Foto: fizkes / shutterstock.com

Bei der Verpachtung eines Pferdebetriebes handelt es sich in der Regel um eine gewerbliche Verpachtung. Auch, wenn das Pachtobjekt landwirtschaftlich — also als reine Pensionspferdehaltung — genutzt wird. Vielfach wird der Begriff „Gewerbemietvertrag“ gebraucht. Der Unterschied: Bei der Miete kann der Mieter die Räumlichkeiten gebrauchen, bei der Pacht aus dem Objekt Früchte ziehen (Weiden zur Futtergewinnung, Einbauten zur Nutzung). Wenn wesentlich Flächen verpachtet werden, ist dies eine Landverpachtung. Diese unterliegt dann auch noch speziellen gesetzlichen Regeln.

 

 

Gewerbepacht: Schon hier zeigt sich die Komplexität der Vertragsgestaltung

Auf einige Punkte soll hingewiesen werden, da Gewerbepachtverträge sich in ihrem Rahmen von Wohnraummietverträgen unterscheiden. Verpflichtung zum schriftlichen Vertrag gilt hier nur für Gewerbepachtverträge mit einer Laufzeit von mehr als einem Jahr. Dennoch ist es auf jeden Fall empfehlenswert, den Vertrag in schriftlicher Form festzuhalten. Auf der sicheren Seite ist der Vermieter, wenn er den Pachtvertrag individuell vereinbart und mit dem Pächter aushandelt.

 

Pachthöhe und Kaution

Die Höhe der Pacht unterliegt nicht der Mietpreisbindung. Sie ist frei vereinbar und richtet sich nach der Leistungsfähigkeit des Pächters. Diese wiederum beruht auf der Ermittlung des Überschusses des Pächters bei normal laufendem Betrieb. Die UKB  führt im Rahmen einer Beratung von Pächter und Verpächter eine entsprechende Berechnung durch.
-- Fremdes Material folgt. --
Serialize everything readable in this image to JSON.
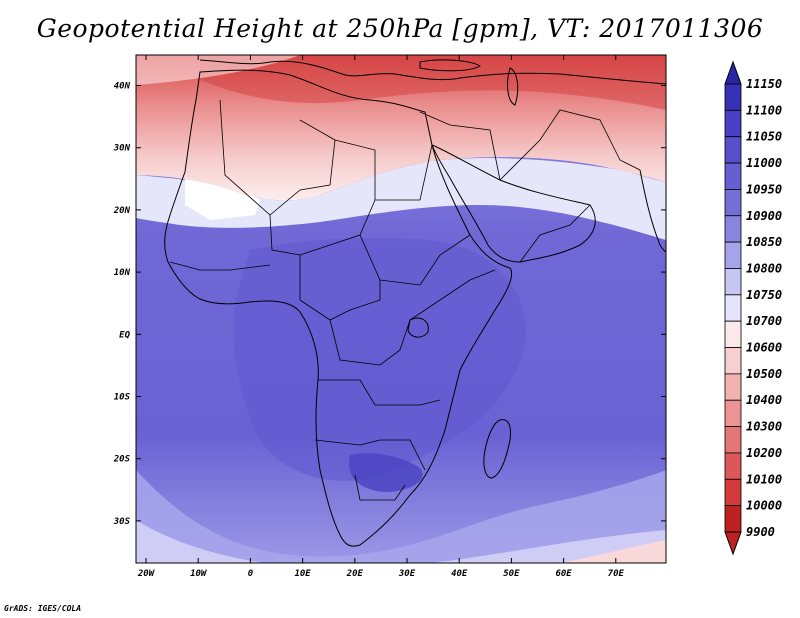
{
  "title": "Geopotential Height at 250hPa [gpm], VT: 2017011306",
  "footer": "GrADS: IGES/COLA",
  "x_ticks": [
    "20W",
    "10W",
    "0",
    "10E",
    "20E",
    "30E",
    "40E",
    "50E",
    "60E",
    "70E"
  ],
  "y_ticks": [
    "40N",
    "30N",
    "20N",
    "10N",
    "EQ",
    "10S",
    "20S",
    "30S"
  ],
  "colorbar": {
    "labels": [
      "11150",
      "11100",
      "11050",
      "11000",
      "10950",
      "10900",
      "10850",
      "10800",
      "10750",
      "10700",
      "10600",
      "10500",
      "10400",
      "10300",
      "10200",
      "10100",
      "10000",
      "9900"
    ],
    "colors": [
      "#2a26a6",
      "#3731b4",
      "#4840c4",
      "#5650cc",
      "#6560d2",
      "#7570d8",
      "#8a86e0",
      "#a6a4ea",
      "#c6c6f4",
      "#e4e4fa",
      "#fbe8e8",
      "#f8cfcf",
      "#f3b2b2",
      "#ec9494",
      "#e47676",
      "#dc5858",
      "#d33a3a",
      "#bc2222"
    ]
  },
  "colors": {
    "land_line": "#000000",
    "frame": "#000000"
  }
}
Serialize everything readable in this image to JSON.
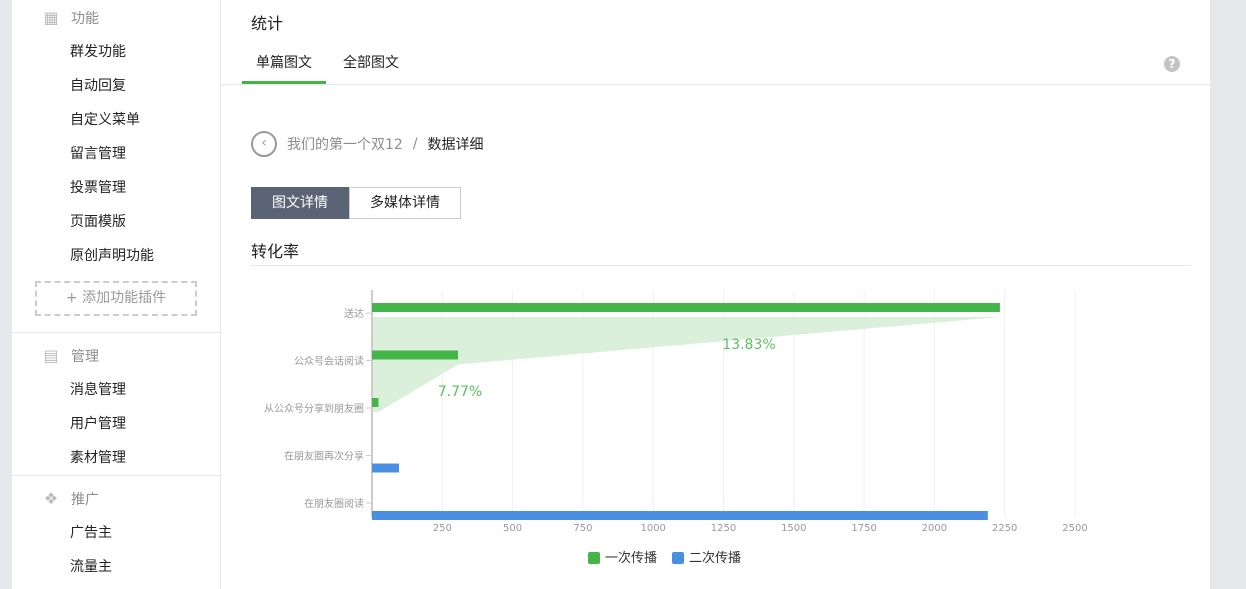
{
  "sidebar": {
    "groups": [
      {
        "label": "功能",
        "icon": "grid-icon",
        "items": [
          "群发功能",
          "自动回复",
          "自定义菜单",
          "留言管理",
          "投票管理",
          "页面模版",
          "原创声明功能"
        ],
        "add": "添加功能插件"
      },
      {
        "label": "管理",
        "icon": "inbox-icon",
        "items": [
          "消息管理",
          "用户管理",
          "素材管理"
        ]
      },
      {
        "label": "推广",
        "icon": "megaphone-icon",
        "items": [
          "广告主",
          "流量主"
        ]
      }
    ]
  },
  "main": {
    "title": "统计",
    "tabs": [
      {
        "label": "单篇图文",
        "active": true
      },
      {
        "label": "全部图文",
        "active": false
      }
    ],
    "help": "?",
    "breadcrumb": {
      "parent": "我们的第一个双12",
      "sep": "/",
      "current": "数据详细"
    },
    "segments": [
      {
        "label": "图文详情",
        "active": true
      },
      {
        "label": "多媒体详情",
        "active": false
      }
    ],
    "section_title": "转化率"
  },
  "chart_data": {
    "type": "bar",
    "orientation": "horizontal",
    "categories": [
      "送达",
      "公众号会话阅读",
      "从公众号分享到朋友圈",
      "在朋友圈再次分享",
      "在朋友圈阅读"
    ],
    "series": [
      {
        "name": "一次传播",
        "color": "#44b549",
        "values": [
          2233,
          306,
          23,
          null,
          null
        ]
      },
      {
        "name": "二次传播",
        "color": "#4a90e2",
        "values": [
          null,
          null,
          null,
          96,
          2190
        ]
      }
    ],
    "xlim": [
      0,
      2500
    ],
    "xticks": [
      250,
      500,
      750,
      1000,
      1250,
      1500,
      1750,
      2000,
      2250,
      2500
    ],
    "annotations": [
      "13.83%",
      "7.77%"
    ],
    "legend": "bottom",
    "grid": true
  }
}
Die Leistungsfähigkeit des Pächters hat dabei wesentlichen Einfluss auf die Gestaltung des Vertrages.

 

Das Wichtigste: das „Kleingedruckte“

Dem „Kleingedruckten“, also den Allgemeinen Geschäftsbedingungen (AGB), unterliegt in der Regel jeder Vertrag. Führen die Klauseln jedoch zu einer „unangemessenen Benachteiligung“ des Kunden, verlieren sie ihre Wirksamkeit. Dies soll dem Schutz des vermeintlich Schwächeren dienen, vor allem im Bereich des Verbraucherschutzes. Bei gewerblichen Pachtverträgen jedoch ist nicht immer der Kunde (Pächter) der wirtschaftlich oder juristisch Schwächere. Oft werden Pachtverträge zwischen einem gewerblichen Pächter als Unternehmen und einem privaten Verpächter geschlossen. Dennoch neigen die deutschen Gerichte im gewerblichen Bereich zur pächterfreundlichen Rechtsprechung, wie sie auch im privaten Bereich stattfindet. Dabei entstehen regelmäßig Nachteile für den Verpächter, erst recht, wenn der gewerbliche Pächter auch juristisch besser beraten ist.

 

Der starke Pächterschutz führt im Gewerbepachtrecht daher nicht selten zu Hindernissen

Vor allem bei gleich starken Pachtparteien. Es entstehen Unsicherheiten im Hinblick auf Investitions- und Finanzierungsmöglichkeiten, weil sich Banken und Investoren nicht auf die allgemeine Gültigkeit der AGB verlassen können. Um dem entgegenzuwirken, entsteht an der Stelle Handlungsbedarf.